Unnamed: 0,Value,Std. Error,t value,p value
defacedoriginal,-0.54861742,0.03072127,-17.857904,2.508829e-71
rater,0.05227948,0.00443805,11.779831,4.959221e-32
excluded|poor,-1.37309692,0.03900182,-35.205974,1.62005e-271
poor|good,-0.14240145,0.03691166,-3.857899,0.000114366
good|excellent,0.90064511,0.03770962,23.883699,4.524274e-126


We can also get confidence intervals for the parameter estimates. These can be obtained either by profiling the likelihood function or by using the standard errors and assuming a normal distribution. Note that profiled CIs are not symmetric (although they are usually close to symmetric). If the 95% CI does not cross 0, the parameter estimate is statistically significant.

In [37]:
(ci <- confint(m)) # default method gives profiled CIs
confint.default(m) # CIs assuming normality

Waiting for profiling to be done...



Unnamed: 0,2.5 %,97.5 %
defacedoriginal,-0.60886781,-0.48844059
rater,0.04358562,0.06098284


Unnamed: 0,2.5 %,97.5 %
defacedoriginal,-0.60882999,-0.4884048
rater,0.04358106,0.0609779


Both the p-values and the confidence interval indicate that both defacing and rater improves the fit of the model.

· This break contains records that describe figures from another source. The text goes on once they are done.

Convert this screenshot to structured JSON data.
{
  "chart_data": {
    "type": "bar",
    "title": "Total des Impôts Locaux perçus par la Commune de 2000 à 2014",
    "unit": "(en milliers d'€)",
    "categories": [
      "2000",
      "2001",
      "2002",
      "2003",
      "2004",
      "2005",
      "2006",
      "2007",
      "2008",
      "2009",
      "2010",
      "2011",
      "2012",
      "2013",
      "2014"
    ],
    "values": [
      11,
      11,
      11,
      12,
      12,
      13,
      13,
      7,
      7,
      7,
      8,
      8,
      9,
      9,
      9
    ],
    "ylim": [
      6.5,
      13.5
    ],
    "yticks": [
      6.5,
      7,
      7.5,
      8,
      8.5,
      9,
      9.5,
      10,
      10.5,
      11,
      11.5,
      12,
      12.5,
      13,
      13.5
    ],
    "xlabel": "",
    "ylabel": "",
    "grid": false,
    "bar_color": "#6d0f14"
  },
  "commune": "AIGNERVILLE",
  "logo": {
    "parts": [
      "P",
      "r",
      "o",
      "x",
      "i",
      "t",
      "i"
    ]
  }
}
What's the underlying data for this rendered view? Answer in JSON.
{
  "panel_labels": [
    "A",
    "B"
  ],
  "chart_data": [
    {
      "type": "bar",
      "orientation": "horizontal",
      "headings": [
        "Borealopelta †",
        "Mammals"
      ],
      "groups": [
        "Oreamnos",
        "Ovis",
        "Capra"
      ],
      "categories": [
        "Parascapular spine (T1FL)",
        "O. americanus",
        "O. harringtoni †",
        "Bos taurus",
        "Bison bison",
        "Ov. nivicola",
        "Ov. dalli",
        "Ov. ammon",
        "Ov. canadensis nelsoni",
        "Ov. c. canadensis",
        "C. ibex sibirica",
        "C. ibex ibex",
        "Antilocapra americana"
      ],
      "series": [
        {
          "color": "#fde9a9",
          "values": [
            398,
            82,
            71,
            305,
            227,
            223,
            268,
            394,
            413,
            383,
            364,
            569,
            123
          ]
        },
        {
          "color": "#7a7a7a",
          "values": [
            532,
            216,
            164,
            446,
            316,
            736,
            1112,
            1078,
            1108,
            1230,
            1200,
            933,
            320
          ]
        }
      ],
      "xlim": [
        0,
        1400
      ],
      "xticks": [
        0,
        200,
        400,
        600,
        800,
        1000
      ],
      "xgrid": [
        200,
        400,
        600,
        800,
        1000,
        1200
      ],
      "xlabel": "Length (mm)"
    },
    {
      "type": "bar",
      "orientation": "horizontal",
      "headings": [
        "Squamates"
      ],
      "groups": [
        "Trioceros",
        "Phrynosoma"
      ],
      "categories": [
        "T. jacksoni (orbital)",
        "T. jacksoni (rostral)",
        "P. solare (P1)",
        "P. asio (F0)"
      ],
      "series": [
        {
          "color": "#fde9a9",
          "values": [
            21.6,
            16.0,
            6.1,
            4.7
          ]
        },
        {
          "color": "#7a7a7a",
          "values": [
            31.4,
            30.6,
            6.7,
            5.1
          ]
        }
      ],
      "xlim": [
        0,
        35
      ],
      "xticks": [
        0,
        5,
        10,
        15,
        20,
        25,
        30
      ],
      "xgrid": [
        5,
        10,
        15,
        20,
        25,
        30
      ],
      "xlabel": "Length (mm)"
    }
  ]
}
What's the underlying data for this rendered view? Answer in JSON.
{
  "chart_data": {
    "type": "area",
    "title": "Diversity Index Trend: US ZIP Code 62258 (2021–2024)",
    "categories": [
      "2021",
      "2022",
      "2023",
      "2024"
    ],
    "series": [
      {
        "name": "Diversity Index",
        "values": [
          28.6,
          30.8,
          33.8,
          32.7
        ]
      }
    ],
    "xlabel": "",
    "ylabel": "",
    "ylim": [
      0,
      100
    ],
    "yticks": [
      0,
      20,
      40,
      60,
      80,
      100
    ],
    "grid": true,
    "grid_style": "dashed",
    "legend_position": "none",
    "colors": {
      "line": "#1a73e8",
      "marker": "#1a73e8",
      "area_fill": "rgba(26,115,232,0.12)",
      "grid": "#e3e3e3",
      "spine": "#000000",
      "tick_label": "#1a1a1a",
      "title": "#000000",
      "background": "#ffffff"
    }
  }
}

### Test significance of predictors

We test significance of the predictors using Wald test. Specifically, we want to test whether the coefficient associated to the fixed effect defacing is significantly non-zero. Note that the use of this test is possible because we have a balanced, nested GLMM.


In [None]:
library(aod)

#perform Wald Test to determine if defacing variables is zero
#This is copied from an example using lm but doesn't work for mixed_model
wald.test(Sigma = vcov(fm), b = coef(fm), Terms = 1)

If p-value > 0.05, it means we fail to reject the null hypothesis, meaning defacing coefficient is approximately zero. Thus you can drop that predictor from the model, because it doesn't significantly improve the fit of the model.